= Tanguay Desgagné =

Canadian actor and whistler (born 1960)

Tanguay Desgagné is a Canadian actor and whistler from Gatineau, Quebec.

== Early life ==
Tanguay Desgagné was born on June 20, 1960 is Gatineau. He learned how to whistle at age 2.

Since 1992, he has been a professional whistler. He is a member of the Union des artistes as an actor and variety artist and the Guilde des musiciens et musiciennes du Québec as a whistler and trombonist. Also in 1992, he won second place at the International Whistlers Convention. In 1995, he won first place. He also won first place in 1993 and 1997.

He whistles musical pieces of all difficulty and styles across three octaves.

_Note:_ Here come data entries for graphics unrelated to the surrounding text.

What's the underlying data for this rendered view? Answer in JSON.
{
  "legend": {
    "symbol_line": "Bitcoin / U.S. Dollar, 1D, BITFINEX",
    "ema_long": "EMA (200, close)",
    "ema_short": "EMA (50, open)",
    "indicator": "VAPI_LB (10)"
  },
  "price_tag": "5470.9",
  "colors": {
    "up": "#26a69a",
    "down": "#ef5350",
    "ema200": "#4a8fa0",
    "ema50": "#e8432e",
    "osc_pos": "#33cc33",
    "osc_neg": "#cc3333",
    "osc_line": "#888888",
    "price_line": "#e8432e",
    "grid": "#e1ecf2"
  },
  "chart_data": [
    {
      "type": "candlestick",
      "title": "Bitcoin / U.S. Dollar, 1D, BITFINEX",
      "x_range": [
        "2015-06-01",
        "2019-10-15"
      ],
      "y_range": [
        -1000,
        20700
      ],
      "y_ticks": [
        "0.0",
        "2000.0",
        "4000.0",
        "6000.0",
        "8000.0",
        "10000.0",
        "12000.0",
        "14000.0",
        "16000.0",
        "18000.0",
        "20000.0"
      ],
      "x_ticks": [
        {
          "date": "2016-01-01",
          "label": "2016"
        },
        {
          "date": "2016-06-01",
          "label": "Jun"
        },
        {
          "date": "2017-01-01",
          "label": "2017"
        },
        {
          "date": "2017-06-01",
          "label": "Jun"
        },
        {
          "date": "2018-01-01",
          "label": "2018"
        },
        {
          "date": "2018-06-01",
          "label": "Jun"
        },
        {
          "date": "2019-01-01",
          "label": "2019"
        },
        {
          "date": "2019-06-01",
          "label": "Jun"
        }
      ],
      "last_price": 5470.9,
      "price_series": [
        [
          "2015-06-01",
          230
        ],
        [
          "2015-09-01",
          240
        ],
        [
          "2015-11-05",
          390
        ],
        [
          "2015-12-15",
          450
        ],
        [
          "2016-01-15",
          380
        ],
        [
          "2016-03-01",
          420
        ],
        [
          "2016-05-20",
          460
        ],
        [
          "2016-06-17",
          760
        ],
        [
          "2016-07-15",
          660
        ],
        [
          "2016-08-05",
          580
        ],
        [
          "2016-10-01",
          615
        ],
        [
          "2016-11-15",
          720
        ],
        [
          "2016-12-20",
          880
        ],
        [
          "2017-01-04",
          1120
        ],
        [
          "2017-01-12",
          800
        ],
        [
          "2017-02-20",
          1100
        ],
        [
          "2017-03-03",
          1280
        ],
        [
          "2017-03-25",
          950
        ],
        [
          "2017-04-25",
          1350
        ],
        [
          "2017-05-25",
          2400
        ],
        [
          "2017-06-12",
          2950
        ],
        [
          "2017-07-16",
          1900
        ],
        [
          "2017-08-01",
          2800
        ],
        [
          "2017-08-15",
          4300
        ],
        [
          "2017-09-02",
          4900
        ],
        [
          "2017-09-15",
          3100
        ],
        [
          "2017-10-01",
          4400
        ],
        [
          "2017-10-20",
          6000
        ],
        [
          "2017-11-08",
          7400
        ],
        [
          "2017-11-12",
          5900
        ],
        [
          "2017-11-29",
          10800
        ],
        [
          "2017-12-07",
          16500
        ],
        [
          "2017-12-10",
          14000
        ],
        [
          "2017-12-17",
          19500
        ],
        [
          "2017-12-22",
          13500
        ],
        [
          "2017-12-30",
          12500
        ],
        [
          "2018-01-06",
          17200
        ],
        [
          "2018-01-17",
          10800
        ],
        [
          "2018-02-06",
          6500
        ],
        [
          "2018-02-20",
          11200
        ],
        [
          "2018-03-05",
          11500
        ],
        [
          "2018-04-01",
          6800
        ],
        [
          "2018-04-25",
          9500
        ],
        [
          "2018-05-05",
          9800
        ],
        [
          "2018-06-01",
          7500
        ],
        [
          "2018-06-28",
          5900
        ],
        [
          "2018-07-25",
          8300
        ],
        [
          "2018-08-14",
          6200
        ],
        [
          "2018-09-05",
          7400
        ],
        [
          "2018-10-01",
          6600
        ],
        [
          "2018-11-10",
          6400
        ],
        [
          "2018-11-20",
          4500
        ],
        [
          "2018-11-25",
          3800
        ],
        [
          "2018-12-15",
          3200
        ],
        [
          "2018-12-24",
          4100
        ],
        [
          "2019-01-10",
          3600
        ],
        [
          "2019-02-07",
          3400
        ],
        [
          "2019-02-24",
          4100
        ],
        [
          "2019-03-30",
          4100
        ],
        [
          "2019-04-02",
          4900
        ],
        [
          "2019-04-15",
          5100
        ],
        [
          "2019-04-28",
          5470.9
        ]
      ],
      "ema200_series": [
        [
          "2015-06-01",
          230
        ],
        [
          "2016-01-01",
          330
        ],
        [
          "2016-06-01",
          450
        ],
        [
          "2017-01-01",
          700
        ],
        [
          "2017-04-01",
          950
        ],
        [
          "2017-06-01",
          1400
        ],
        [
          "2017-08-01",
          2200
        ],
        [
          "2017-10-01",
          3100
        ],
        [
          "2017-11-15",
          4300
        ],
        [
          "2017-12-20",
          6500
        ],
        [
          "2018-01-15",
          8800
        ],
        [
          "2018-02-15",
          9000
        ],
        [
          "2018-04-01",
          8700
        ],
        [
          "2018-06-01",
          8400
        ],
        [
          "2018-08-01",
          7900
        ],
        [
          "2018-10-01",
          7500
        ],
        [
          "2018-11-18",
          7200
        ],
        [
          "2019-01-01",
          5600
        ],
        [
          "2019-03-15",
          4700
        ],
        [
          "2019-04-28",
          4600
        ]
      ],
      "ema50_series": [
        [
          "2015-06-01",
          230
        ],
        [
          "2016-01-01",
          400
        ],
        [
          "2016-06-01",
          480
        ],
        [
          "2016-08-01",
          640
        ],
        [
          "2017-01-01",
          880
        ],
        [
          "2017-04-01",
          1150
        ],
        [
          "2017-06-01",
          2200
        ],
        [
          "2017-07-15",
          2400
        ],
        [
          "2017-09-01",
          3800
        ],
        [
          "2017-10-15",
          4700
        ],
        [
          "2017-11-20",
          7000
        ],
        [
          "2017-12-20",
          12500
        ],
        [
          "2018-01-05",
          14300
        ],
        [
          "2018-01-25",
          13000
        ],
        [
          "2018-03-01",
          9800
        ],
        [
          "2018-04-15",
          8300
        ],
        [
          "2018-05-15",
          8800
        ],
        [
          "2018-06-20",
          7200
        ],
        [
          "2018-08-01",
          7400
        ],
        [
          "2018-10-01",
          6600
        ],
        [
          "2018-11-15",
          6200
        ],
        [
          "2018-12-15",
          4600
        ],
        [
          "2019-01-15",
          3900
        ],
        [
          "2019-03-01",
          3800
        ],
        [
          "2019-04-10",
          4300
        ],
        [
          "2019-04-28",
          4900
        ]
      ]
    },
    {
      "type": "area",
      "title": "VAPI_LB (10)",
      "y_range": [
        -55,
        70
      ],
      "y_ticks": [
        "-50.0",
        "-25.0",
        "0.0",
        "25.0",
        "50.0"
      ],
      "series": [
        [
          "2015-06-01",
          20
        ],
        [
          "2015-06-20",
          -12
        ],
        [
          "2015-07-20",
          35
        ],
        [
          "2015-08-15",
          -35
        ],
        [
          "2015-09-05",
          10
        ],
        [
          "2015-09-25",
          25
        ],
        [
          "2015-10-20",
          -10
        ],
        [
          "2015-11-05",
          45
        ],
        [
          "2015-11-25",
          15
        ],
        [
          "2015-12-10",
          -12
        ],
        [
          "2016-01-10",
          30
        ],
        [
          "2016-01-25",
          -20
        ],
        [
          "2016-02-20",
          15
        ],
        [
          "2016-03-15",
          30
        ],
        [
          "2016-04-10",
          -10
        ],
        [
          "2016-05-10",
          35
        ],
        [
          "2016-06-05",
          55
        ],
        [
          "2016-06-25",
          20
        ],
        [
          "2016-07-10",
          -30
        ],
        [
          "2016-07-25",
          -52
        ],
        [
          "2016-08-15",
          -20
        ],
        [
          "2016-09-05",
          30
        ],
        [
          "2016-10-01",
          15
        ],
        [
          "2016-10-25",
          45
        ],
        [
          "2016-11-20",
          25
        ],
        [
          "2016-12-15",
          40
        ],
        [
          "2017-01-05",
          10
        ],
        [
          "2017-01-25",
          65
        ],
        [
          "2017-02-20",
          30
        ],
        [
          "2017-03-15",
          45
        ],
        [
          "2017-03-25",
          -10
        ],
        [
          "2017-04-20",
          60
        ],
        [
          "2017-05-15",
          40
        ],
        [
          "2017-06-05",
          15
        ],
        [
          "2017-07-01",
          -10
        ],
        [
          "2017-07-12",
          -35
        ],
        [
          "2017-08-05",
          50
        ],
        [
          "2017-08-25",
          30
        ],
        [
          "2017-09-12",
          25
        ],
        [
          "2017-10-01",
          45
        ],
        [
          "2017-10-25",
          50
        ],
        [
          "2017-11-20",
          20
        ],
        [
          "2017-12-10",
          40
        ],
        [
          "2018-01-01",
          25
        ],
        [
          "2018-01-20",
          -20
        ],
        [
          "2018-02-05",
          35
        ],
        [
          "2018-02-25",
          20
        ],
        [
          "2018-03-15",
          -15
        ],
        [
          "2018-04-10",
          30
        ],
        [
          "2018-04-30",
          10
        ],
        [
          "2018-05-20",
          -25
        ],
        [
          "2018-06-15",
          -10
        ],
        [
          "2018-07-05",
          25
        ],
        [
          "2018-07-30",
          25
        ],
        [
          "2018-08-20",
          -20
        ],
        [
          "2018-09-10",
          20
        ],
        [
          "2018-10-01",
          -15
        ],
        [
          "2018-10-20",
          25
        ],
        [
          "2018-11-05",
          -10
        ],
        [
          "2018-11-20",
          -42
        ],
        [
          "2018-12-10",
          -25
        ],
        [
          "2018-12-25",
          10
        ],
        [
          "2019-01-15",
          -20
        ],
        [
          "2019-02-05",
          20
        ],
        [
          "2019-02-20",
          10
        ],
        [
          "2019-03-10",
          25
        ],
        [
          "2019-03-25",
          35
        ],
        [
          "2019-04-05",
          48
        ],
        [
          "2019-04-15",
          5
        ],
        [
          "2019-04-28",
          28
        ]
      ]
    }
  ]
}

He is a whistling actor and specializes in whistling performances of classical and popular music (film and television themes, concerts, commercials, etc.).

== Filmography ==

=== Movies ===

- 2002 : Alice's Odyssey by Denise Filiatrault, music by François Dompierre). (dubbed whistling of the 7 dwarves).

=== Television ===

- 1995 : Kid-Cam TV, by Maurice-André Aubin, Radio-Québec. (whistler) : Bach Invention #4 and rap music by Neil Smolar.
- 1999 : Juliette Pomerleau, by Claude Fournier, TVA, music by André Gagnon. (plays Rémi Prévost and whistles).
- 1999 : Cher Olivier, by André Melançon, TVA, music by François Dompierre. (whistles on the theme song.
- 2007 : Les Boys, by Louis Bolduc, Radio Canada. (dubbing whistling of the songs Eine kleine Nachtmusik by Mozart and Ô Canada.

== Personal life ==
He lives in Sherbrooke, Quebec and runs a workshop class on whistling.